# Webinar discussing trading system development presented by Dr. Howard Bandy



## howardbandy (26 July 2015)

Greetings --

The International Federation of Technical Analysts, IFTA, (of which the ATAA is a member) has asked me to present a series of webinars related to the development of trading systems.

The first, entitled "The Four Faces of Risk," was presented as a live webinar on Wednesday, July 15, 2015.  The recording of that webinar has been posted on YouTube.  The url is:  
https://youtu.be/Vw7mseQ_Tmc

The second webinar, entitled "Trading System Development -- Indicator Based," will be presented on Tuesday, August 11, 2015.

The third, entitled "Trading System Development -- Machine Learning," will be presented in mid-September.

The plan is to record each webinar, and post the recordings on YouTube.

Several other presentations and interviews I have made are available on YouTube and on the websites of organizations that conducted the interview.  A Google search for "Howard Bandy" will list them.

One presentation, in particular, is recommended as background for all discussion of trading systems.  It is the one I gave to the Seattle, Washington, chapter of the Market Technician's Association on March 19, 2015, entitled "The Importance of Being Stationary." 
The url is:
https://www.youtube.com/watch?v=iBhrZKErJ6A

Best regards,
Howard


----------



## Vixs (26 July 2015)

howardbandy said:


> Greetings --
> 
> The International Federation of Technical Analysts, IFTA, (of which the ATAA is a member) has asked me to present a series of webinars related to the development of trading systems.
> 
> ...




Thanks for posting them to youtube howard. Definitely one of the easiest ways for us to access the content.


----------



## howardbandy (13 August 2015)

Greetings --

Yesterday, August 11, I gave a webinar presentation on the subject of trading system development at the request of the IFTA.  The presentation was recorded and posted to YouTube.  If you missed the live presentation, you can view the recording.

Indicator Based Trading System Development:
https://youtu.be/W-gSsqHORJE

If you have not already, I recommend watching these two presentations as background.

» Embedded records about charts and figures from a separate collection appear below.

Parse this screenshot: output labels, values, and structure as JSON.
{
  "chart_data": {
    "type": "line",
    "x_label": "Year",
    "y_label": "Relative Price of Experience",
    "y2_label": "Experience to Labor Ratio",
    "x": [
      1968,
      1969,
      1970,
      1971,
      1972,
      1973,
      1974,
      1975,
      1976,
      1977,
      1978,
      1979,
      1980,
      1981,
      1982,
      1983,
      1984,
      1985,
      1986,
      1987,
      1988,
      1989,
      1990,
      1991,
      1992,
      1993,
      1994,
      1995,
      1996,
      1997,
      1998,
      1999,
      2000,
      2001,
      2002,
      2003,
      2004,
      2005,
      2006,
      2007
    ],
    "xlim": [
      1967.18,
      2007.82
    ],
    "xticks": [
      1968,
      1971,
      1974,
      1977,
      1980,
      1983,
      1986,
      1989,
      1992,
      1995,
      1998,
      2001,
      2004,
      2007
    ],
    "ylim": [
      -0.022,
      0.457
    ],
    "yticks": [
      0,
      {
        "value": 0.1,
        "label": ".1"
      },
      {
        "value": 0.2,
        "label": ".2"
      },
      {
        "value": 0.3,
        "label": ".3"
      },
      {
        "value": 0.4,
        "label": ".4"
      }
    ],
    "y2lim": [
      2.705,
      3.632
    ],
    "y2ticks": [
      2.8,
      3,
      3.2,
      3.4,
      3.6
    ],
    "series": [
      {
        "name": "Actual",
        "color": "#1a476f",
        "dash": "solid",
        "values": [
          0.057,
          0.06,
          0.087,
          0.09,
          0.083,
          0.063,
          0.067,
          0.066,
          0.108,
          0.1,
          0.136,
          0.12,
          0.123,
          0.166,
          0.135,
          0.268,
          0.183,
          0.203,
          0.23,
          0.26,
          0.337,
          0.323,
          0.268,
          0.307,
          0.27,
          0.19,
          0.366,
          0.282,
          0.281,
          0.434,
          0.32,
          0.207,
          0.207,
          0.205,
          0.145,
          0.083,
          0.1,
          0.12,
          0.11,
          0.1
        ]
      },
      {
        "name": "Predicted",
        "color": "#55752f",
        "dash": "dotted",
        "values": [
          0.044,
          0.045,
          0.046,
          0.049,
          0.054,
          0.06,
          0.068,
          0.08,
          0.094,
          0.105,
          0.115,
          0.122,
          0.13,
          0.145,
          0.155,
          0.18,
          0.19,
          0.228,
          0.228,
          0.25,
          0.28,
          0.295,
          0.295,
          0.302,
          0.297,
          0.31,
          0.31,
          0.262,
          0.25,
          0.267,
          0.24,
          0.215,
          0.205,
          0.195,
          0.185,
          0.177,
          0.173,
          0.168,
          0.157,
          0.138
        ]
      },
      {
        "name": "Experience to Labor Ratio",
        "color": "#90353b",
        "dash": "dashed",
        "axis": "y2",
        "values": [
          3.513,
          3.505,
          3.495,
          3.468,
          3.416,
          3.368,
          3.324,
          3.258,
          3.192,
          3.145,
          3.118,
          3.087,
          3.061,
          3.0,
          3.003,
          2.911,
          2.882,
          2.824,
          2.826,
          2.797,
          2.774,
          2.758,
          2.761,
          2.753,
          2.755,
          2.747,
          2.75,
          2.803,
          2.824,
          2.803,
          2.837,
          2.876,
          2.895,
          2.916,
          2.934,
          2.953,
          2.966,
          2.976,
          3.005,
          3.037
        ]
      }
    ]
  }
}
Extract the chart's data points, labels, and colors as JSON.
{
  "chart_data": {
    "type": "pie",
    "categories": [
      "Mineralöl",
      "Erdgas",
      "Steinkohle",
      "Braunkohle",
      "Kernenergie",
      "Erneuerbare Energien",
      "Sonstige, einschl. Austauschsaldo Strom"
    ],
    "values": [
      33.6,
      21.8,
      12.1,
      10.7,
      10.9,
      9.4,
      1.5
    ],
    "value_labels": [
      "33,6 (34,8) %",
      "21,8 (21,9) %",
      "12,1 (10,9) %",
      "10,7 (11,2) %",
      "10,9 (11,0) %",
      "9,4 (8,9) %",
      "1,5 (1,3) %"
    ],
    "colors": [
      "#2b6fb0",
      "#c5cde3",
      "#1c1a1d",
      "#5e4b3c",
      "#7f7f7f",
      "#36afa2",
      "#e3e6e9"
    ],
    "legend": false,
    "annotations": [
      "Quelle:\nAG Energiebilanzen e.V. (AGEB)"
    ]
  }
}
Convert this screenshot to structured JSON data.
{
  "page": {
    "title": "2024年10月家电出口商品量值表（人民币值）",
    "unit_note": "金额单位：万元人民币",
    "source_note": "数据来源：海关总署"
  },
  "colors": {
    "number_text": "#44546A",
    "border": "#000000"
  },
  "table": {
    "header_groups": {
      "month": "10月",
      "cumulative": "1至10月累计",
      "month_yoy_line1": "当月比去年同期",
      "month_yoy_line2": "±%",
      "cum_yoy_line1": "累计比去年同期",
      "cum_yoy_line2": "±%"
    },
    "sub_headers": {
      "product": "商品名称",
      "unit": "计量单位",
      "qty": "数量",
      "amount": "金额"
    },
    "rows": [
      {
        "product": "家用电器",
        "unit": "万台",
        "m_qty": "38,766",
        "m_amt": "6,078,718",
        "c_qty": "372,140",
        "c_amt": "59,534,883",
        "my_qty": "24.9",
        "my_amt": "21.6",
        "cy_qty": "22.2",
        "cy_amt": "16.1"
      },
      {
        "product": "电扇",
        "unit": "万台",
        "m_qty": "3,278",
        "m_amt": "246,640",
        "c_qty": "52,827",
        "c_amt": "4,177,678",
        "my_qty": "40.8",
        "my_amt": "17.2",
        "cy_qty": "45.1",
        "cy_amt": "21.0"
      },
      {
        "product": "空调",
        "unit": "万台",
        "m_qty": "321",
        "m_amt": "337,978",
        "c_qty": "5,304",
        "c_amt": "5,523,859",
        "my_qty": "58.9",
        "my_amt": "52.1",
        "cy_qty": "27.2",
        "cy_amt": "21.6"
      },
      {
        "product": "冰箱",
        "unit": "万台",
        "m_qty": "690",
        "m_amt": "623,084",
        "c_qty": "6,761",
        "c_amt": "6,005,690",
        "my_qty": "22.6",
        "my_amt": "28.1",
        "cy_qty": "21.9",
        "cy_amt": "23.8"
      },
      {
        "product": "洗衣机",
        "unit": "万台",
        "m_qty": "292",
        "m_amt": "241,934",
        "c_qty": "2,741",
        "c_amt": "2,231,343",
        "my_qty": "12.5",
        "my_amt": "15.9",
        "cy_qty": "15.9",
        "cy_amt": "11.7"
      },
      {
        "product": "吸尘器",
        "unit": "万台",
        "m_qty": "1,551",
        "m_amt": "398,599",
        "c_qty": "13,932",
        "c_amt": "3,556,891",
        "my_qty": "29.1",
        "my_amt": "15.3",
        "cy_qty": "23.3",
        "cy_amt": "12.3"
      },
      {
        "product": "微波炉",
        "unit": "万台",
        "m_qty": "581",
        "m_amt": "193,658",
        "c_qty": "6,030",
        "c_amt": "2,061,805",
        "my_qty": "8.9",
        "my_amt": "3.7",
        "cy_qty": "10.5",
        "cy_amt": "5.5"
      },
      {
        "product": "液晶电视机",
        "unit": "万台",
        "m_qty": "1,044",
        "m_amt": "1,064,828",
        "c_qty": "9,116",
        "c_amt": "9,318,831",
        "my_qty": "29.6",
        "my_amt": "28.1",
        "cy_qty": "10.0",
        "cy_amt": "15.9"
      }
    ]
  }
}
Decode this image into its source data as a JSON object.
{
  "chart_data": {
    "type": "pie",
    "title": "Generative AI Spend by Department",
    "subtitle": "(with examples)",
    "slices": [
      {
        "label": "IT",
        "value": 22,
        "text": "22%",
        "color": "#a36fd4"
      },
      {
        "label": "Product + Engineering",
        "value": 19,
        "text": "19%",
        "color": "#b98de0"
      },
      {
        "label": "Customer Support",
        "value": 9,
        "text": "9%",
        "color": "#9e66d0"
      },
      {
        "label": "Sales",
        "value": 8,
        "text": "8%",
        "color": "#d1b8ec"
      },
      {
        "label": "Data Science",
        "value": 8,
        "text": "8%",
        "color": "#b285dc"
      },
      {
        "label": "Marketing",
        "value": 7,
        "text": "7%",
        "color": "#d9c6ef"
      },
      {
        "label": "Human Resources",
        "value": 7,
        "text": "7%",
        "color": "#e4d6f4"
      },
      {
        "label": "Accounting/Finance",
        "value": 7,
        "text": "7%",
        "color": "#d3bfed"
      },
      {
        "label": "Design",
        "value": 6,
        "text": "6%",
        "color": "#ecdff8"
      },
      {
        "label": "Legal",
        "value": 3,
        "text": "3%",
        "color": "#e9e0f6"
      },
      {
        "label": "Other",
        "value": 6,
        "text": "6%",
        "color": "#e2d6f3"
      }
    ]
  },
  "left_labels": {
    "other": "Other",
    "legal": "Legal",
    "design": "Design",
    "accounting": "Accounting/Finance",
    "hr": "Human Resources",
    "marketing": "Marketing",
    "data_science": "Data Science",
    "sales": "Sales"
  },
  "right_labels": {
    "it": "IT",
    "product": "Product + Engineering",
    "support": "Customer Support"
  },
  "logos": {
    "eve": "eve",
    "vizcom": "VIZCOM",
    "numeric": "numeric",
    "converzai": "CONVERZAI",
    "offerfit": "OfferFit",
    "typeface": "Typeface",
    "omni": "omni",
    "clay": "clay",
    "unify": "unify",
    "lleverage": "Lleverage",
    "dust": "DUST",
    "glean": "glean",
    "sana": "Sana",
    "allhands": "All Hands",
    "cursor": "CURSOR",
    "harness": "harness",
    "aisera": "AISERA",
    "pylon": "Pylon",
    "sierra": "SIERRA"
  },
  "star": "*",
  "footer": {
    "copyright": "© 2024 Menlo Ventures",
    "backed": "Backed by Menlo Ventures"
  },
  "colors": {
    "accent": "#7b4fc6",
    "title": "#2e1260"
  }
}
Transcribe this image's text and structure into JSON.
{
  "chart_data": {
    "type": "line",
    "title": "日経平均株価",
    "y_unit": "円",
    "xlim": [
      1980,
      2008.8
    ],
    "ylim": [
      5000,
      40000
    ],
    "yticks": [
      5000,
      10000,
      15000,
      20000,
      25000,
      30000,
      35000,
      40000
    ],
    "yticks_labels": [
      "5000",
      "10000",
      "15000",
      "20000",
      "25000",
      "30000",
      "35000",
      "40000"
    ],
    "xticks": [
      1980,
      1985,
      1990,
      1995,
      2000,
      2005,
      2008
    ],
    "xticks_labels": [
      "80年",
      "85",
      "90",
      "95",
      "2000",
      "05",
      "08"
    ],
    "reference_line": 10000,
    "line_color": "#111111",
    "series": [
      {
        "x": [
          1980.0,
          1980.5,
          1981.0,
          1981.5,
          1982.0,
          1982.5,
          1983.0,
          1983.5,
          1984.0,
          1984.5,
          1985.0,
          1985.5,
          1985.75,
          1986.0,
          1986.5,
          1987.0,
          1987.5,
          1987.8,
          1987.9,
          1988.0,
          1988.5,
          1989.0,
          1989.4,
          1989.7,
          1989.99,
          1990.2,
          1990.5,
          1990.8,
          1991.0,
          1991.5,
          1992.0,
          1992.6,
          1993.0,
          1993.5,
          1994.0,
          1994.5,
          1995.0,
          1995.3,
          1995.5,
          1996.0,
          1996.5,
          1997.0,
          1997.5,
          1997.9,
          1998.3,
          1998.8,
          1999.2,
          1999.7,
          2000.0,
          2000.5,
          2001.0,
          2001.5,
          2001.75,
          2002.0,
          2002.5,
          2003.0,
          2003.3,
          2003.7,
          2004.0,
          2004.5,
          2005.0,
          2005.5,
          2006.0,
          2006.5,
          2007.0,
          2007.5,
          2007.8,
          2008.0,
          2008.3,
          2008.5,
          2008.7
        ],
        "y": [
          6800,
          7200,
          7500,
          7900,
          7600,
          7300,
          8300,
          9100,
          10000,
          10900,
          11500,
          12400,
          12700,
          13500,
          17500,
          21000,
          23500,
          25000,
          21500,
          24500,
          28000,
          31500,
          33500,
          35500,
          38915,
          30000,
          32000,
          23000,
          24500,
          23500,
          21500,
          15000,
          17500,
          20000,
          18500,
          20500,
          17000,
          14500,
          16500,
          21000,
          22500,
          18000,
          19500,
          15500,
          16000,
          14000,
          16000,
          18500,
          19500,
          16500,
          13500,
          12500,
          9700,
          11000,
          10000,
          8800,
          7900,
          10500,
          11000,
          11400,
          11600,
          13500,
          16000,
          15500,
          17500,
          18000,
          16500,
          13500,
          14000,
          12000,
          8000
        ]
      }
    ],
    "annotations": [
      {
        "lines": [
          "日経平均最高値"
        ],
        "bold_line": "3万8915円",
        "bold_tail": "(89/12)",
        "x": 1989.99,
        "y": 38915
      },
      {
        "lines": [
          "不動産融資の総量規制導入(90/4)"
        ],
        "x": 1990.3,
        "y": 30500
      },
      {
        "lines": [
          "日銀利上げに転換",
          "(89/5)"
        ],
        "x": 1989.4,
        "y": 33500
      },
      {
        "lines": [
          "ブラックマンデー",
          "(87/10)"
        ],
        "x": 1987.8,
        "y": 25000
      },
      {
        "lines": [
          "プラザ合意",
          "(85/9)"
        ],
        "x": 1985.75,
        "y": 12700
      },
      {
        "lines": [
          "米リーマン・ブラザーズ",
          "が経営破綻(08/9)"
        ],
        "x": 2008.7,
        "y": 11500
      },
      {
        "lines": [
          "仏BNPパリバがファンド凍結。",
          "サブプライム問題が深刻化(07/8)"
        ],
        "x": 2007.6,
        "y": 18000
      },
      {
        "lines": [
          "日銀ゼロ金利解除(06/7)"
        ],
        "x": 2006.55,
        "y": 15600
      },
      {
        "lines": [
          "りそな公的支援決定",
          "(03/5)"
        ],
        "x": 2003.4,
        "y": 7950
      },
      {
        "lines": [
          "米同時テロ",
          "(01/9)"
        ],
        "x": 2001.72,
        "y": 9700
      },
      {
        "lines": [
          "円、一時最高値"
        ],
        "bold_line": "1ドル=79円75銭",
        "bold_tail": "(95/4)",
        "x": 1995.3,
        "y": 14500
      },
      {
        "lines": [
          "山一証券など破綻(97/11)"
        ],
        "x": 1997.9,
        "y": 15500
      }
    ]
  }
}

The Importance of Being Stationary:
https://www.youtube.com/watch?v=iBhrZKErJ6A

The Four Faces of Risk:
https://www.youtube.com/watch?v=Vw7mseQ_Tmc

Additional webinars have been tentatively scheduled.  One on trading system development based on machine learning, planned for September.  And one on use of Monte Carlo techniques, planned for October. 

Best regards,
Howard


----------



## howardbandy (18 September 2015)

Greetings --

The webinar "Machine Learning Trading System Development" has been posted to YouTube.  

The url is:
https://youtu.be/v729evhMpYk

Best regards,
Howard


----------